Compared to previous methods of manufacturing ceramic TPMS structures, adhesive jet additive manufacturing is developing as a promising and scalable method of forming ceramics. Adhesive jet printing has been used to fabricate UHTC heat exchanger plates in combination with reactive infiltration, but has not been used to fabricate UHTC TPMS structures sintered to high relative densities. Lessons learned from sintering nanomaterials suggest that low raw density during molding is not always an issue and that achieving good uniformity is more important.
In this study, the authors demonstrated the feasibility of adhesive spray additive manufacturing of UHTC-TPMS structures by sintering and printing empty candidates. Components with at least 92% theoretical relative density were created, which are also part of the TPMS.
The target density represents the transition from the intermediate to the final stage of sintering, which is necessary to sinter complex near-net forms to full density and suppress gas permeation using the sintering HIP technique. The purpose of the demonstration TPMS part was to see if the printing and sintering parameters obtained from the test specimens were applicable to the complex geometry that would be used for the heat exchanger design.

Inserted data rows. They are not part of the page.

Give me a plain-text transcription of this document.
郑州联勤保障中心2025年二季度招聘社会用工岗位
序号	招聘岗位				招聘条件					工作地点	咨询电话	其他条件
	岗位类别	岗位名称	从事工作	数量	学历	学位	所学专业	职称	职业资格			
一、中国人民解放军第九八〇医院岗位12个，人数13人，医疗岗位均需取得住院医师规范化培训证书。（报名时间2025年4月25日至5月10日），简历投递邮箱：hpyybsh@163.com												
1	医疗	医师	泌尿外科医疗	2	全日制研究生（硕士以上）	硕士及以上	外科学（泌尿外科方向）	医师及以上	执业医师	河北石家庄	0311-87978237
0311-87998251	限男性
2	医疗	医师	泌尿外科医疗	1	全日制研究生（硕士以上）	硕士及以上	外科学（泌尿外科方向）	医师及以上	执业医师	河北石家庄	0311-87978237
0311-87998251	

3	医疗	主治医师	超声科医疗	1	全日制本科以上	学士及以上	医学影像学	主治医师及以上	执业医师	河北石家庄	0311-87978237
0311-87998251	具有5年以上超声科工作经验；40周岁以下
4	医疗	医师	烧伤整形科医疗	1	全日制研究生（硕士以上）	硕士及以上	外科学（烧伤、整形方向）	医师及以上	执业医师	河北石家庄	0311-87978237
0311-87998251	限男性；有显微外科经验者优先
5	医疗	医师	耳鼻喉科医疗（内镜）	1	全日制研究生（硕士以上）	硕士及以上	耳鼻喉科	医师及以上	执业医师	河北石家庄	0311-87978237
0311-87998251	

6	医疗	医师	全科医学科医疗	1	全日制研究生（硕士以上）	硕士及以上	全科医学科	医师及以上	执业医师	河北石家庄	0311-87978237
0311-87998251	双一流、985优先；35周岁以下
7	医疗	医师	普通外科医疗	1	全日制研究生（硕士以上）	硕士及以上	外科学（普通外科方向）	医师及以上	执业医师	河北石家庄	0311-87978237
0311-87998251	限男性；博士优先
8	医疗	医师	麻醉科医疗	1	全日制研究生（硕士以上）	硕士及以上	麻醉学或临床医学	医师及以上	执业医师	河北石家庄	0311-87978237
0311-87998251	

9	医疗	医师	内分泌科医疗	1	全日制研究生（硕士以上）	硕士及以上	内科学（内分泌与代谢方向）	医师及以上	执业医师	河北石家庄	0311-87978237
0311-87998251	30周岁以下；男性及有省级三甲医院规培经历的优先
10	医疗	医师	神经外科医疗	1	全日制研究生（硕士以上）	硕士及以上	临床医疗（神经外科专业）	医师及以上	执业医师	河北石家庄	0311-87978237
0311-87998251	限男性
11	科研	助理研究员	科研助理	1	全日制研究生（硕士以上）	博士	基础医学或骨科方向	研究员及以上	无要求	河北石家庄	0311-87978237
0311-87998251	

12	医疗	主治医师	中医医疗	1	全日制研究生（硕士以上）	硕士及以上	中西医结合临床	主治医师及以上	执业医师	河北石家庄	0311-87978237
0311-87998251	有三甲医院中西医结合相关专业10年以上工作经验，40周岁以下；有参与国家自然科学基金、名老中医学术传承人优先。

The team printed 9 cm 3 cubic TPMS pieces and sintered them without distorting or breaking them. Design topologies, materials and fabrication advances are presented to achieve best-in-class performance in molten chloride salts in CSP heat exchangers.
The researchers discuss the use of a combination of binder jet additive manufacturing and sintering to build ZrB2-MoSi2-based UHTC-TPMS cells. Because of its good processing characteristics and quality, ZrB2-MoSi2 was intentionally chosen as an invalid candidate to demonstrate the feasibility of a UHTC-TPMS heat exchanger until the best UHTC material for this application could be determined.

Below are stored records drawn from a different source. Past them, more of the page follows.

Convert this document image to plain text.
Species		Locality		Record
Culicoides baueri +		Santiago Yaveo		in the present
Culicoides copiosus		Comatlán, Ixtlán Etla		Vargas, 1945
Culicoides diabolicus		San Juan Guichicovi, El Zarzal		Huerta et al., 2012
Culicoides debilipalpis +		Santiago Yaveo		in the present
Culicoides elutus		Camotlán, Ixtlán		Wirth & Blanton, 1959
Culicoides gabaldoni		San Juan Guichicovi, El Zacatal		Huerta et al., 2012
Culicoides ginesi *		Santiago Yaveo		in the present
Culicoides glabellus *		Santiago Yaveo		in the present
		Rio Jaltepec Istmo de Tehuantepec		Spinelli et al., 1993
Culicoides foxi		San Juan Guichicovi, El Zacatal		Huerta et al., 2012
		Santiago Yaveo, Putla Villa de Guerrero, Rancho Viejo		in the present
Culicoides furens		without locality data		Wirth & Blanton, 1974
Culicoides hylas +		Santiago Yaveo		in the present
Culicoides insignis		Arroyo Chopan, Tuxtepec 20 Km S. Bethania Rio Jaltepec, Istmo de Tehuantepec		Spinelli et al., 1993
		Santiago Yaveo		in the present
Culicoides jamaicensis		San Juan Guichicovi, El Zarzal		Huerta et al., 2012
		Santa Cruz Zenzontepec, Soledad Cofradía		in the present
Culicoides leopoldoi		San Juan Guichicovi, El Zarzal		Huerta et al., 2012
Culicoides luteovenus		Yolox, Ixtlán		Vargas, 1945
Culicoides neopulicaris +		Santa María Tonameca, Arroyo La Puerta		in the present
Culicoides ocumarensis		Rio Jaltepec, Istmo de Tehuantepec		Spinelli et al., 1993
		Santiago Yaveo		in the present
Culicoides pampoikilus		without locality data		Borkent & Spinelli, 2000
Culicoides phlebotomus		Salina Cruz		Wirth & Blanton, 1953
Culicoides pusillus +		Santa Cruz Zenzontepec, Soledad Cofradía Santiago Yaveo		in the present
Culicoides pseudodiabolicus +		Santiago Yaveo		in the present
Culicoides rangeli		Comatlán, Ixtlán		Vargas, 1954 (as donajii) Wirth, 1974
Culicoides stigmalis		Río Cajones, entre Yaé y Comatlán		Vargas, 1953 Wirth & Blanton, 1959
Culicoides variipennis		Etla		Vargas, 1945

It was shown that adhesive spray additive manufacturing can be used to print and sinter UHTC-TPMS structures. In order to effectively limit distortion, it was found that a space-limiting strategy was needed. It was able to use conventional powder feedstock with a d50 of approximately 2-3 m, the same size used in conventional UHTC processing. These materials are sintered to a theoretical relative density of 92-98%, which is sufficient to prevent heat exchanger fluids from passing through the walls, separating the two regions and allowing for thermal isostatic pressure when higher densities are required.